Gela. “Sono perseguitato. Mi hanno messo alla gogna mediatica. Con il mio legale chiederemo spiegazioni alla Procura”. L’imprenditore Fabio Fasulo è un fiume in piena.
Si dice pronto a investire altrove e spostare la sede legale della sua impresa, la Gest. Im. immobiliare intestata in verità alla moglie Roberta Bartolini. E’ convinto di essere finito in una situazione equivoca. Tira in ballo documentazioni e nuove testimonianze, come quella di Massimiliano Cortese di Siracusa.
“Mi aveva chiesto personale qualificato – sottolinea Fasulo – e, contestualmente, aveva allacciato un rapporto con il presidente della cooperativa Agroverde, Stefano Italiano. Noi lo incontravamo e probabilmente la gente ha collegato impropriamente questa frequentazione.
In un bar ho appreso che si diceva che io assumessi personale per conto dell’Agroverde. Lo scorso 11 luglio avevo deciso, senza poi farlo, di denunciare questo chiacchiericcio alle forze dell’ordine. Cortese incontrava Italiano e in altre sedi il mio collaboratore Gianluca Caterini.
Da qui è nata una via crucis che non capisco. Abbiamo messo anche un cartello all’esterno precisando che non si accettano richieste di personale. Probabilmente qualcuno ha confuso la questione”.
Fasulo conferma di non conoscere Cristian Paradiso, l’altro imprenditore interessato dall’indagine su un presunto sistema di assunzioni illecite. “Non conosco Paradiso, non ho mai avuto alcun rapporto con lui – assicura Fasulo – Possono facilmente verificare dalle mie conversazioni. Sarà anche una brava persona ma di certo non l’ho mai vista”.
L’imprenditore Fasulo conosce invece molto bene Rosario Stracquadaino, difeso dall’avvocato Giuseppe Nicosia, il terzo imprenditore interessato dalle indagini avviate dalla procura sulle presunte assunzioni di personale non autorizzate per il polo agroserricolo-fotovoltaico dell’Agroverde.
“Gli inquirenti hanno trovato e sequestrato le istanze di 386 lavoratori – ammette Fasulo – 41 delle quali erano destinate alla forza lavoro da impiegare nel refitting al pontone “Trinacria” ormeggiato al porto di Gela e che invece trasferirò a Siracusa, pagando 50 mila euro in più.

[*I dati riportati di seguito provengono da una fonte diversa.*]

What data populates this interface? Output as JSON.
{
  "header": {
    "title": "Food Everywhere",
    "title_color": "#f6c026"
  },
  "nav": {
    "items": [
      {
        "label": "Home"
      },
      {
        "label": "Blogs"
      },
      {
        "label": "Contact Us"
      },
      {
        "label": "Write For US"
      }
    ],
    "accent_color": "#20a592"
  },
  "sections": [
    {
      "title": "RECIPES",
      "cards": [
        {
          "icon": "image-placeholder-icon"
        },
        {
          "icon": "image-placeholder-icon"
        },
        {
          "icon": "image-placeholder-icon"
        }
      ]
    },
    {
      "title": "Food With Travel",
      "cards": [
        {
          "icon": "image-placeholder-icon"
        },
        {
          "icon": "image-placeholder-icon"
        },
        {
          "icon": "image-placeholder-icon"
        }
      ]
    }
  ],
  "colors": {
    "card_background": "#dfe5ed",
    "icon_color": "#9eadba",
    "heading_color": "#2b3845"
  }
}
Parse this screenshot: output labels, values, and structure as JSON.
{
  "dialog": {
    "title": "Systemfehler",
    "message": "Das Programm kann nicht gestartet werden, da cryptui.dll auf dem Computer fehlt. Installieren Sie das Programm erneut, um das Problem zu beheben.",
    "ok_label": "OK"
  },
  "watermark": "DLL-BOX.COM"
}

Le richieste erano incustodite in un cassetto della reception, dove chi arrivava li buttava lì. Vi erano indicate mansioni e numeri di telefono. Mi serviranno più persone, ma a Gela non farò più niente. In città continuo a subire minacce. Ho la registrazione di un ex poliziotto che mi ha minacciato pur di ottenere un lavoro. Ho chiesto di fare una perizia giurata al nastro”.
“Siamo a disposizione della Procura – sottolineano i legali Giovanni Lo Monaco e Nicosia – e confidiamo nella serietà della giustizia. La procura ha il diritto di fare le indagini”.